The Presidency has clarified that the proposed tax reform bill before the National Assembly is not aimed at disadvantaging Nigeria’s 19 northern states, addressing concerns raised by northern governors over amendments in the distribution of Value Added Tax (VAT) revenue. Northern governors had previously rejected the bill, particularly its recommendation for a derivation-based VAT sharing model.

In a statement on Thursday, Presidential spokesperson Bayo Onanuga explained that the tax reform proposal is intended to establish a fairer, more streamlined tax system benefiting all states across Nigeria. He said the bill emerged after extensive review of the country’s tax laws and is designed to make Nigeria’s economy more competitive by reducing multiple taxation and simplifying obligations for businesses and individuals.

“President Tinubu and the Federal Executive Council recently endorsed new policy initiatives aimed at streamlining Nigeria’s tax administration processes, enhancing efficiency, and eliminating redundancies across the nation’s tax operations,” the statement read.

The bill, which comprises four executive bills, seeks to modernize Nigeria’s tax landscape:

  1. Nigeria Tax Bill – Aims to reduce multiple taxation and enhance economic competitiveness.
  2. Nigeria Tax Administration Bill (NTAB) – Proposes harmonizing tax processes across federal, state, and local levels.
  3. Nigeria Revenue Service (Establishment) Bill – Seeks to rename FIRS to better reflect its federal mandate.
  4. Joint Revenue Board Establishment Bill – Plans to replace the Joint Tax Board with a more comprehensive Joint Revenue Board.

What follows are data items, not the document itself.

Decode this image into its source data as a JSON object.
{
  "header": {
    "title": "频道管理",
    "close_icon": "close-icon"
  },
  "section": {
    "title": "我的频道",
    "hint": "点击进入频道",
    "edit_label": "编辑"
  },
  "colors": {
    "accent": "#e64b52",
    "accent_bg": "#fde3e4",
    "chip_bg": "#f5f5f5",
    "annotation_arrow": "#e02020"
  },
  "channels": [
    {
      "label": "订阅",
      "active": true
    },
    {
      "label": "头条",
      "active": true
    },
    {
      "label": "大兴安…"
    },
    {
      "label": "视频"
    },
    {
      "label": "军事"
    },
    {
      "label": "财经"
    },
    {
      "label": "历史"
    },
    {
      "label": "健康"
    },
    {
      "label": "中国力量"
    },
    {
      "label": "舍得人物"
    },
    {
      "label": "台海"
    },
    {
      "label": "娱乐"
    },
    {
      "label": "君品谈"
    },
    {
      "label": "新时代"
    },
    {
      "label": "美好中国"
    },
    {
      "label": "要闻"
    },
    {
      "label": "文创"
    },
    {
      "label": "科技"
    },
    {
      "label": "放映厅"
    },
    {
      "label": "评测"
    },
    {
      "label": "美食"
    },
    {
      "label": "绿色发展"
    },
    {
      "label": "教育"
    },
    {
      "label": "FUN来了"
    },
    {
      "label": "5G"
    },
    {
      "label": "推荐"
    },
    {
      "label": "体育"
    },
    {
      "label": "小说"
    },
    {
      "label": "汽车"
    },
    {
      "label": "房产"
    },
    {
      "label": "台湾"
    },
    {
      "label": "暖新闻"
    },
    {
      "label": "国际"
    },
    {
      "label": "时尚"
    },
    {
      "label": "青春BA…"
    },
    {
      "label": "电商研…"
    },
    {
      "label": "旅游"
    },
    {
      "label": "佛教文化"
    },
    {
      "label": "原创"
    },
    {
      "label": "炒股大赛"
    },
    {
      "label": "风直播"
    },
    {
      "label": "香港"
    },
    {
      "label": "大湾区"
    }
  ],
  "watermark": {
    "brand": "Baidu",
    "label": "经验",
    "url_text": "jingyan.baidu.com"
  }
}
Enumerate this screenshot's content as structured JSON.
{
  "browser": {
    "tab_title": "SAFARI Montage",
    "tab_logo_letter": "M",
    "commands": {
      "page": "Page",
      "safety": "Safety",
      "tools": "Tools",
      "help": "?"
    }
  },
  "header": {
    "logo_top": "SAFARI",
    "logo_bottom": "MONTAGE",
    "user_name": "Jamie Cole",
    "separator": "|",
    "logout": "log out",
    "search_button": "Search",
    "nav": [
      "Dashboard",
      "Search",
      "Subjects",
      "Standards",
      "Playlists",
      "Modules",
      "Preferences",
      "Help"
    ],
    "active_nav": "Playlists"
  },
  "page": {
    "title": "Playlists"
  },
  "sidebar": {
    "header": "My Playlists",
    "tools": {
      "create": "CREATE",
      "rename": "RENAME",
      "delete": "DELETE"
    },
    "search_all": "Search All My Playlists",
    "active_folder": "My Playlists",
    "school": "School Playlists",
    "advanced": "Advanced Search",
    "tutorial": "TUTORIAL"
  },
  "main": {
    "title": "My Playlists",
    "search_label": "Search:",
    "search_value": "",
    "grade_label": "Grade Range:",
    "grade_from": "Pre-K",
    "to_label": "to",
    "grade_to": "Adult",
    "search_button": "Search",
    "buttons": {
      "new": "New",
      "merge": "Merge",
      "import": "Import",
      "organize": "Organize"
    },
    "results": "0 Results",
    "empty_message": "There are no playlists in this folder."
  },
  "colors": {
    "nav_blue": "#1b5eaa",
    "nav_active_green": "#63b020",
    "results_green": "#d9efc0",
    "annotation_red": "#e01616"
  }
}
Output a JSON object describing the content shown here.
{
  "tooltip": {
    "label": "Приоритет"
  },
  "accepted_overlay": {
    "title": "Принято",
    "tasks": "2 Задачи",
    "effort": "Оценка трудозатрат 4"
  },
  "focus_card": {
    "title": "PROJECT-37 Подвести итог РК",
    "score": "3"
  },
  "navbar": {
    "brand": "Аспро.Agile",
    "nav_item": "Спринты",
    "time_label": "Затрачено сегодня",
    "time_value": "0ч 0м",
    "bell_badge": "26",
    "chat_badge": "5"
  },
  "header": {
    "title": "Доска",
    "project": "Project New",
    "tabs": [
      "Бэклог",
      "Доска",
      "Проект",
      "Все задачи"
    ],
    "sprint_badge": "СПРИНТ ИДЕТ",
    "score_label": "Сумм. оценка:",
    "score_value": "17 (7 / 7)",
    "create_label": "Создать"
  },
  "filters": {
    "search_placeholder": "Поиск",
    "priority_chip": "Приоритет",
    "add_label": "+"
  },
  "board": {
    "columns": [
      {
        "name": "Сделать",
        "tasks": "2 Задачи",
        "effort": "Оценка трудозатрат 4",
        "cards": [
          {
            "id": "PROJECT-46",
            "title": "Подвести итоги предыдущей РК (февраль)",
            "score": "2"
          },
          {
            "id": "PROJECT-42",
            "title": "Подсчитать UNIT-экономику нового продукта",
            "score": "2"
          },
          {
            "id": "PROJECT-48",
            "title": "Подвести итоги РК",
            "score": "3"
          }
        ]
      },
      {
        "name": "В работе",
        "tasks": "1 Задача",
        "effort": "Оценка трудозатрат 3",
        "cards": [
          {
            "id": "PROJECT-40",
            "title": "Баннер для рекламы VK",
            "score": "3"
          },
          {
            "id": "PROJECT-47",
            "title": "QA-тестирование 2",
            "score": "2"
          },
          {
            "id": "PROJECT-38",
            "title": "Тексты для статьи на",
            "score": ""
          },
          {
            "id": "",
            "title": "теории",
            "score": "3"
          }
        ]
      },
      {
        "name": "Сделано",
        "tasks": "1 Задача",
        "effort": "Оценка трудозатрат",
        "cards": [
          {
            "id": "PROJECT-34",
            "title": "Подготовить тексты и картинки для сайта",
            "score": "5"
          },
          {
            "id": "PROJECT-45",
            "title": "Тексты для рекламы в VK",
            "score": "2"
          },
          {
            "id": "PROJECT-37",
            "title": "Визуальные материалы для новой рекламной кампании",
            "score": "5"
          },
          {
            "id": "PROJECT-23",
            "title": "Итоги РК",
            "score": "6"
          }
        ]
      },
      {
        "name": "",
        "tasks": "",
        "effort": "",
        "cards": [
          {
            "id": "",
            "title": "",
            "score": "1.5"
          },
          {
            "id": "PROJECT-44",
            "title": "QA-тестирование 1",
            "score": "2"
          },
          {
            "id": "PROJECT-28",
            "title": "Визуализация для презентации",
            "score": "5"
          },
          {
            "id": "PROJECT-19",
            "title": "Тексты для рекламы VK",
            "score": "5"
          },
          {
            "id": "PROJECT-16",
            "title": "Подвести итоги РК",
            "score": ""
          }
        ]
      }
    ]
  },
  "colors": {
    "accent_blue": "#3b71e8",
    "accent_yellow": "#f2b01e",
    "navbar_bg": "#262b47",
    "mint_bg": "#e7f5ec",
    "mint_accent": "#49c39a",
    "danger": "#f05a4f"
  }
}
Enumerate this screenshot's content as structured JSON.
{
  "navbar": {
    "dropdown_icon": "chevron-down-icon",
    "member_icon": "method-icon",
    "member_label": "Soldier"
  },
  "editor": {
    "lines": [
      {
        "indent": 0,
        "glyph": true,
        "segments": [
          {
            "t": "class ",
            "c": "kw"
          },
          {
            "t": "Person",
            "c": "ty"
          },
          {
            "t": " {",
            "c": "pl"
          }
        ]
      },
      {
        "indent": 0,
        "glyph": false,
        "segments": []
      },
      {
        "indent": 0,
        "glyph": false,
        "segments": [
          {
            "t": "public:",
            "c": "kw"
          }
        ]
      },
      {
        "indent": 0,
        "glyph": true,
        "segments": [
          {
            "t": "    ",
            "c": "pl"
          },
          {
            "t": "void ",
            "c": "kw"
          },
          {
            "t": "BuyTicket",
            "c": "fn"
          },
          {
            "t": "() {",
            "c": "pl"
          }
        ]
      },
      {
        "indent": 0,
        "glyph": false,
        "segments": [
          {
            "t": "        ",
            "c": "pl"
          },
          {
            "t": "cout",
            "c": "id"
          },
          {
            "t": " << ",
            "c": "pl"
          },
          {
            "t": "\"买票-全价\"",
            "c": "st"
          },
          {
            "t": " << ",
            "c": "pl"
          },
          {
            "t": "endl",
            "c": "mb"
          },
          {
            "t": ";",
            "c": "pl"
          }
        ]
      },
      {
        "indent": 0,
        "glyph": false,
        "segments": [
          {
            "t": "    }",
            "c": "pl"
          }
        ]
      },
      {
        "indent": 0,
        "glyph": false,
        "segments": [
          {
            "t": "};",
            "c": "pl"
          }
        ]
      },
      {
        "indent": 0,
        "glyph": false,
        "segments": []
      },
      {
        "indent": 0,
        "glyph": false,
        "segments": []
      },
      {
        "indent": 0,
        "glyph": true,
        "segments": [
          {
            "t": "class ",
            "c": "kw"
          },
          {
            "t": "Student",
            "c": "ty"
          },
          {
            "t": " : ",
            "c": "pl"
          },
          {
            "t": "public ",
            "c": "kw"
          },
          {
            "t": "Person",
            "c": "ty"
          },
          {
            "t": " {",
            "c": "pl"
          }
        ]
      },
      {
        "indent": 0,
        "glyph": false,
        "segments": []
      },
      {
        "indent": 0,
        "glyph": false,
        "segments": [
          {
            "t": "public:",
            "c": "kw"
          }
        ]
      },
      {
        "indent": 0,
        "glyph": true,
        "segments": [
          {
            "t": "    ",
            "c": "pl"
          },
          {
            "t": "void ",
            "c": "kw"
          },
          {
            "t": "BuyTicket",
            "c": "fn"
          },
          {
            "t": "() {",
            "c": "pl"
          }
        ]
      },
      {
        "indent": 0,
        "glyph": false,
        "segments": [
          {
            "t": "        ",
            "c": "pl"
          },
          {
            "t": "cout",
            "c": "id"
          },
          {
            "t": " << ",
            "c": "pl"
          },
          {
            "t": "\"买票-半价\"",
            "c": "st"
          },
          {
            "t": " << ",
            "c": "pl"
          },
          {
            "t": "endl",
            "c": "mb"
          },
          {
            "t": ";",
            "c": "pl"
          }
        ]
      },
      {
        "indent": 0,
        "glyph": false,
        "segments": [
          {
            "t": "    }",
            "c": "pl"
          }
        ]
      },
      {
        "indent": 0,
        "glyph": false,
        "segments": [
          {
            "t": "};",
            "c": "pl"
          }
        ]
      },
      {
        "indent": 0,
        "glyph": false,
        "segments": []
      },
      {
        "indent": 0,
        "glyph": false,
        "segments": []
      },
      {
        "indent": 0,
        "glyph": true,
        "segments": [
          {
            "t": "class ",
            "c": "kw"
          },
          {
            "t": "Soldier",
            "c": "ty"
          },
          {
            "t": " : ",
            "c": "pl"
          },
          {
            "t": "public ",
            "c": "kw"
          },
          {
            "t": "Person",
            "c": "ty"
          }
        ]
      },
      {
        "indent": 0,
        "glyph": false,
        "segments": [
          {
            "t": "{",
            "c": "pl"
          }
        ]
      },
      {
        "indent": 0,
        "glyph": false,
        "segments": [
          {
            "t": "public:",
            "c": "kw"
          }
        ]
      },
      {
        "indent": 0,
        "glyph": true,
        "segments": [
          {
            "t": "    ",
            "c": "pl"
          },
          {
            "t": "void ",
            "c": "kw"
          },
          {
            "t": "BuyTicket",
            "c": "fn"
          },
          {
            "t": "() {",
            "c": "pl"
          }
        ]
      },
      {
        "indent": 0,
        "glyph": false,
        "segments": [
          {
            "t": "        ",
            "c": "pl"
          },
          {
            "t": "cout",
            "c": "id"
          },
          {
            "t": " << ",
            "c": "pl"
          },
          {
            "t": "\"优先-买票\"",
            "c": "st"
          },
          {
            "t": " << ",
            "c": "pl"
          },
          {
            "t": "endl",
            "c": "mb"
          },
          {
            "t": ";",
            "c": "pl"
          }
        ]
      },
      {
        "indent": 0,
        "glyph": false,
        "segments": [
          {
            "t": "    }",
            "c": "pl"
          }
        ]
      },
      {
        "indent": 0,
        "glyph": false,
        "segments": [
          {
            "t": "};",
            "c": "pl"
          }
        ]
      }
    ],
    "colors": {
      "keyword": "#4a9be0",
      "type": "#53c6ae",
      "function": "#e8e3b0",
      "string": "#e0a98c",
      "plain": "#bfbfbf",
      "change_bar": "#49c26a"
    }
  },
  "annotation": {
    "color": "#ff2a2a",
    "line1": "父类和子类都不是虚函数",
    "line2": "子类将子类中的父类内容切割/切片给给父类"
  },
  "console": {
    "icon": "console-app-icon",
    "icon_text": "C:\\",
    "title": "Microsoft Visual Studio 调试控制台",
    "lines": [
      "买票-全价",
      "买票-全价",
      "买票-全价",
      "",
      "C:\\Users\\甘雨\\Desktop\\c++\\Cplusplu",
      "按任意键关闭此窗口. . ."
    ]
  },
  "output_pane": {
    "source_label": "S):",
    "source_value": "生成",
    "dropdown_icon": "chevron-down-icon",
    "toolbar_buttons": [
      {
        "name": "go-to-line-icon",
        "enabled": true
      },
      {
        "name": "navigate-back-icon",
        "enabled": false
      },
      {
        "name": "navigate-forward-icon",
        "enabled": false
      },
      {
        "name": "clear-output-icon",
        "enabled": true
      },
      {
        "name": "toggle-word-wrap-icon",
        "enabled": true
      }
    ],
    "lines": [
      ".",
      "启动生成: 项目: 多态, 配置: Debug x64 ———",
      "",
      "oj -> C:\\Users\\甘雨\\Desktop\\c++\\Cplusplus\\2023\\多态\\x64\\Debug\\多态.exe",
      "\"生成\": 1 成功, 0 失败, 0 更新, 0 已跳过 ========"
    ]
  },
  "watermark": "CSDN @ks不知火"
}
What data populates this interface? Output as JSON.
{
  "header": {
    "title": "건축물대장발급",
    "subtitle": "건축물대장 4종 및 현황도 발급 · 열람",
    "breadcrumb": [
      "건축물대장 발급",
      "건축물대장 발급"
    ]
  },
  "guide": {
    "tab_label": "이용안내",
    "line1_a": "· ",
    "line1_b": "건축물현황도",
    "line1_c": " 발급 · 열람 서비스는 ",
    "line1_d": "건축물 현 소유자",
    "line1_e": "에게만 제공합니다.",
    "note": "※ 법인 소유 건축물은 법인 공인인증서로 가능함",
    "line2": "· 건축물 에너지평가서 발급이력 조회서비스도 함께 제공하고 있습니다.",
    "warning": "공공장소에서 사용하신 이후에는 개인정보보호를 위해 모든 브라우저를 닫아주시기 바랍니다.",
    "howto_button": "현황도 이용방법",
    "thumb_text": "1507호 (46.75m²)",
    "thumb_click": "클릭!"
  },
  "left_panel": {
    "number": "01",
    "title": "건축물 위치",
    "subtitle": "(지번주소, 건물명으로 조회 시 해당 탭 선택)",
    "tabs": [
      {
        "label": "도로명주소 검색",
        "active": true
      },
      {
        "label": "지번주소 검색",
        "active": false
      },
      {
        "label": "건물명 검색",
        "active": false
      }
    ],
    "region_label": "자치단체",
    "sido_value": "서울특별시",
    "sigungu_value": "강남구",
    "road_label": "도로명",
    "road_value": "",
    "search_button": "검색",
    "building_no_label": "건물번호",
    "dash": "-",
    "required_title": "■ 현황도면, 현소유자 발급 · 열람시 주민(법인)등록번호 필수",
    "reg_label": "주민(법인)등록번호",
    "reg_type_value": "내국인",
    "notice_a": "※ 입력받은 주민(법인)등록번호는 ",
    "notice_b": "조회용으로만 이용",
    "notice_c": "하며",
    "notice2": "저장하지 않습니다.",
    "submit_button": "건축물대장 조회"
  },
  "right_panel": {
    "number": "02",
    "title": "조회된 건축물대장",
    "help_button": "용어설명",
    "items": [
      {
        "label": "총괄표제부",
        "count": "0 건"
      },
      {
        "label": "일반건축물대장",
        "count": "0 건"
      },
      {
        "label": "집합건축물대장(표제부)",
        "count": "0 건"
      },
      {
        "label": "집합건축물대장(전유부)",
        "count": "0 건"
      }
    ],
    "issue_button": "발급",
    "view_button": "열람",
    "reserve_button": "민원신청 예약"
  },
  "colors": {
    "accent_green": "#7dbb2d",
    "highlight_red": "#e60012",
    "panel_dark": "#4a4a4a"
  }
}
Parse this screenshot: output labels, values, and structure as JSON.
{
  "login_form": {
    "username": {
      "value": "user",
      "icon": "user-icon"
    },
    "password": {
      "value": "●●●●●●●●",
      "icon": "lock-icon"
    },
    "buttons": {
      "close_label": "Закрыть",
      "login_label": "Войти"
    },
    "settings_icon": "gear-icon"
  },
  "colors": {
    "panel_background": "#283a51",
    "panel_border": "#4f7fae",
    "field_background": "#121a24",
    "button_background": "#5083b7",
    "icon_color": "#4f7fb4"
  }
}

Onanuga emphasized that the reforms address perceived inequities in VAT distribution, providing a fairer, derivation-based approach. He noted that the reforms are critical for enhancing the lives of Nigerians and are not intended to undermine any region. He also acknowledged the northern governors and traditional rulers for their support in other national efforts, particularly on security issues.